Two federal programs that reach back more than 40 years were established to improve access to post-secondary education for the lower and middle classes. A recent report from Employment and Social Development Canada concludes they have failed to achieve that goal.
The Registered Education Savings Plan (RESP) program was introduced in 1972 as a way for families to put money aside for a child’s post-secondary education. Yet it wasn’t until the Canadian Education Savings Grant (CESG) was introduced in 1998 that the program really took off.
In 2007, the CESG program was sweetened to include grants of up to $500 annually to make it easier for families to save for post-secondary education.
Anti-poverty advocates have long argued that affordable post-secondary education is the best way for a child to achieve greater social mobility and financial stability. This premise follows that well educated individuals have better access to higher paying jobs.
That is not how the programs have played out.
In 2013, approximately $883 million in CESG grants were given out by the federal government. The vast majority of these grants went to children living in families with household incomes exceeding $125,000. In fact, more than 70 per cent of all CESG grants were given to families who would be described as “well off.”
If one of the goals of the RESP and CESG programs was to help lower and middle class families afford college or university for their children, then these programs have missed their mark. It seems that predominantly wealthier families are receiving the greatest share of grants.
Wealthy people don’t need help to save for their kids’ tuition; but families living from paycheque to paycheque do. There are limited funds available to support those in need of the financial support the CESG provides, but when 70 per cent of those funds are misdirected to wealthier families, then the program can only be considered a failure.
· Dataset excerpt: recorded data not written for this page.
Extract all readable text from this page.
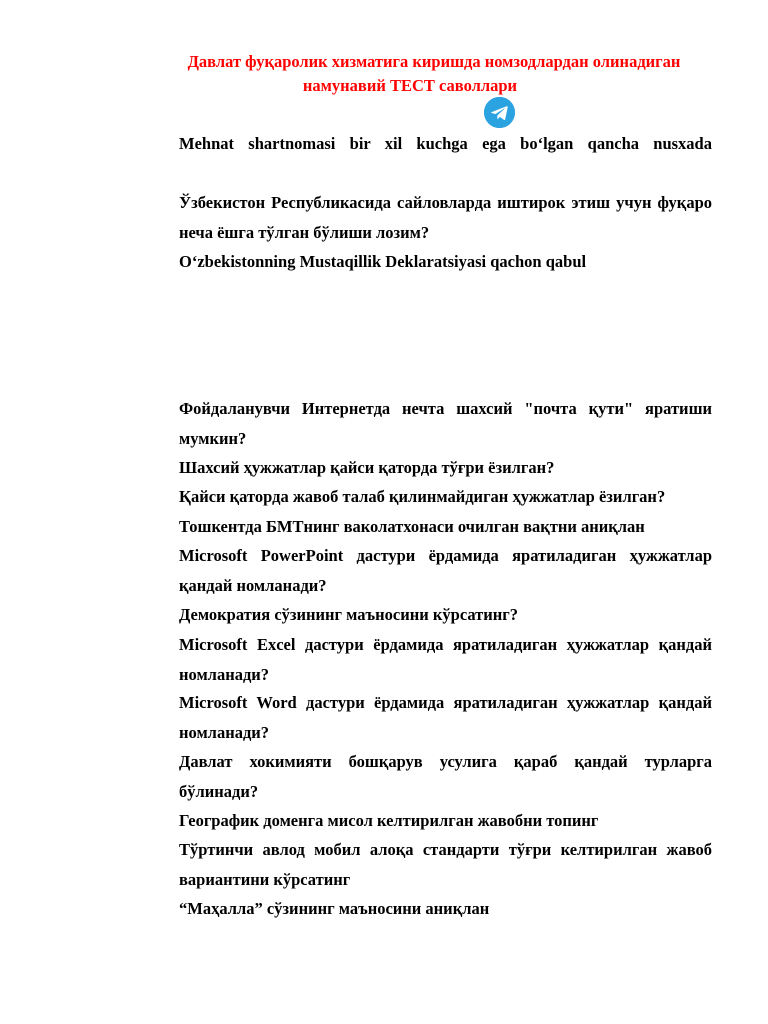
Давлат фуқаролик хизматига киришда номзодлардан олинадиган
намунавий ТЕСТ саволлари
Mehnat shartnomasi bir xil kuchga ega bo‘lgan qancha nusxada
Ўзбекистон Республикасида сайловларда иштирок этиш учун фуқаро неча ёшга тўлган бўлиши лозим?
O‘zbekistonning Mustaqillik Deklaratsiyasi qachon qabul
Фойдаланувчи Интернетда нечта шахсий "почта қути" яратиши мумкин?
Шахсий ҳужжатлар қайси қаторда тўғри ёзилган?
Қайси қаторда жавоб талаб қилинмайдиган ҳужжатлар ёзилган?
Тошкентда БМТнинг ваколатхонаси очилган вақтни аниқлан
Microsoft PowerPoint дастури ёрдамида яратиладиган ҳужжатлар қандай номланади?
Демократия сўзининг маъносини кўрсатинг?
Microsoft Excel дастури ёрдамида яратиладиган ҳужжатлар қандай номланади?
Microsoft Word дастури ёрдамида яратиладиган ҳужжатлар қандай номланади?
Давлат хокимияти бошқарув усулига қараб қандай турларга бўлинади?
Географик доменга мисол келтирилган жавобни топинг
Тўртинчи авлод мобил алоқа стандарти тўғри келтирилган жавоб вариантини кўрсатинг
“Маҳалла” сўзининг маъносини аниқлан
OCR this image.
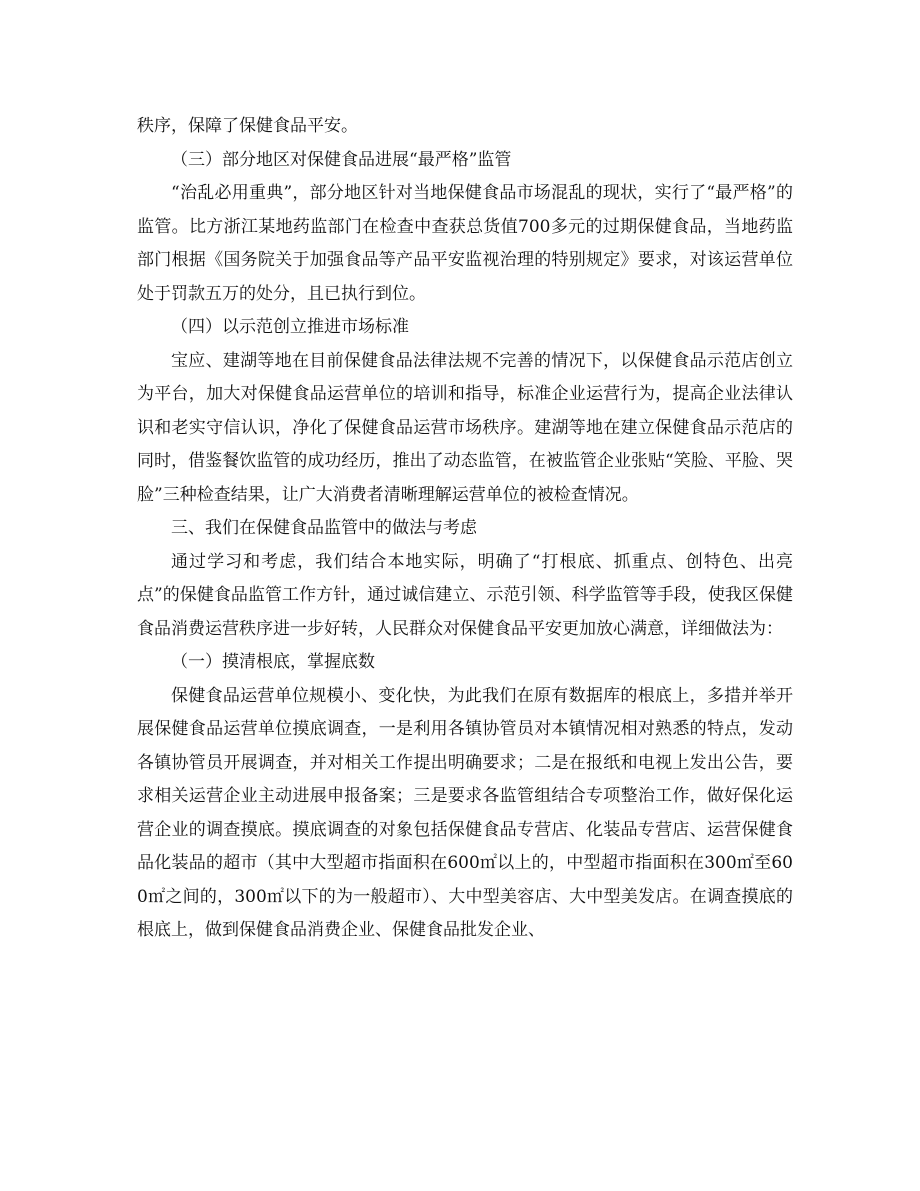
秩序，保障了保健食品平安。

（三）部分地区对保健食品进展“最严格”监管

“治乱必用重典”，部分地区针对当地保健食品市场混乱的现状，实行了“最严格”的监管。比方浙江某地药监部门在检查中查获总货值700多元的过期保健食品，当地药监部门根据《国务院关于加强食品等产品平安监视治理的特别规定》要求，对该运营单位处于罚款五万的处分，且已执行到位。

（四）以示范创立推进市场标准

宝应、建湖等地在目前保健食品法律法规不完善的情况下，以保健食品示范店创立为平台，加大对保健食品运营单位的培训和指导，标准企业运营行为，提高企业法律认识和老实守信认识，净化了保健食品运营市场秩序。建湖等地在建立保健食品示范店的同时，借鉴餐饮监管的成功经历，推出了动态监管，在被监管企业张贴“笑脸、平脸、哭脸”三种检查结果，让广大消费者清晰理解运营单位的被检查情况。

三、我们在保健食品监管中的做法与考虑

通过学习和考虑，我们结合本地实际，明确了“打根底、抓重点、创特色、出亮点”的保健食品监管工作方针，通过诚信建立、示范引领、科学监管等手段，使我区保健食品消费运营秩序进一步好转，人民群众对保健食品平安更加放心满意，详细做法为：

（一）摸清根底，掌握底数

保健食品运营单位规模小、变化快，为此我们在原有数据库的根底上，多措并举开展保健食品运营单位摸底调查，一是利用各镇协管员对本镇情况相对熟悉的特点，发动各镇协管员开展调查，并对相关工作提出明确要求；二是在报纸和电视上发出公告，要求相关运营企业主动进展申报备案；三是要求各监管组结合专项整治工作，做好保化运营企业的调查摸底。摸底调查的对象包括保健食品专营店、化装品专营店、运营保健食品化装品的超市（其中大型超市指面积在600㎡以上的，中型超市指面积在300㎡至600㎡之间的，300㎡以下的为一般超市）、大中型美容店、大中型美发店。在调查摸底的根底上，做到保健食品消费企业、保健食品批发企业、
Of course, $883 million is no small sum of money. It’s time to take a look at the CESG grants and consider finding a more effective, far reaching way to use them.
Much has been written about Ontario Premier Kathleen Wynne’s mis-named “free” tuition for low income families. While applicants to the Ontario program will still be expected to cover approximately half of the “free tuition” that a university charges, the idea of using non-repayable grants to tailor tuition expenses to what the family can afford has merit.
Perhaps the federal government could consider replacing the current CESG grant program with opportunity scholarships, targeting lower income families based on the academic performance of the student.
The idea of an opportunity scholarship program is not new. Governments across North America have used these scholarships to complement other subsidies in an effort to make post-secondary education more affordable.
The concept is simply to make scholarships available to eligible families where the only hurdle to post-secondary schooling is financial. Students must show that they have the marks and the personal motivation required to succeed.
There are many appealing advantages to a scholarship program; first among them is ensuring that grant money reaches the right people.
Where there is a critical employment shortage and need for graduates, opportunity scholarships could help make certain careers more attractive. For example, a shortage of skilled trades or technology sector workers could be addressed by opportunity scholarships that are non-repayable for qualified graduates.
Without question, higher education has a critical role to play in helping a young person escape the cycle of poverty, and most Canadians would agree that there is a way for our government to help. The flawed CESG grant program, however, fails to target specifically those who are in need.
A more purposeful approach, such as an opportunity scholarship program, may be exactly the kind of support lower income families are looking for.
Maddie Di Muccio is a former town councillor in Newmarket, Ont., and former columnist with the Toronto Sun.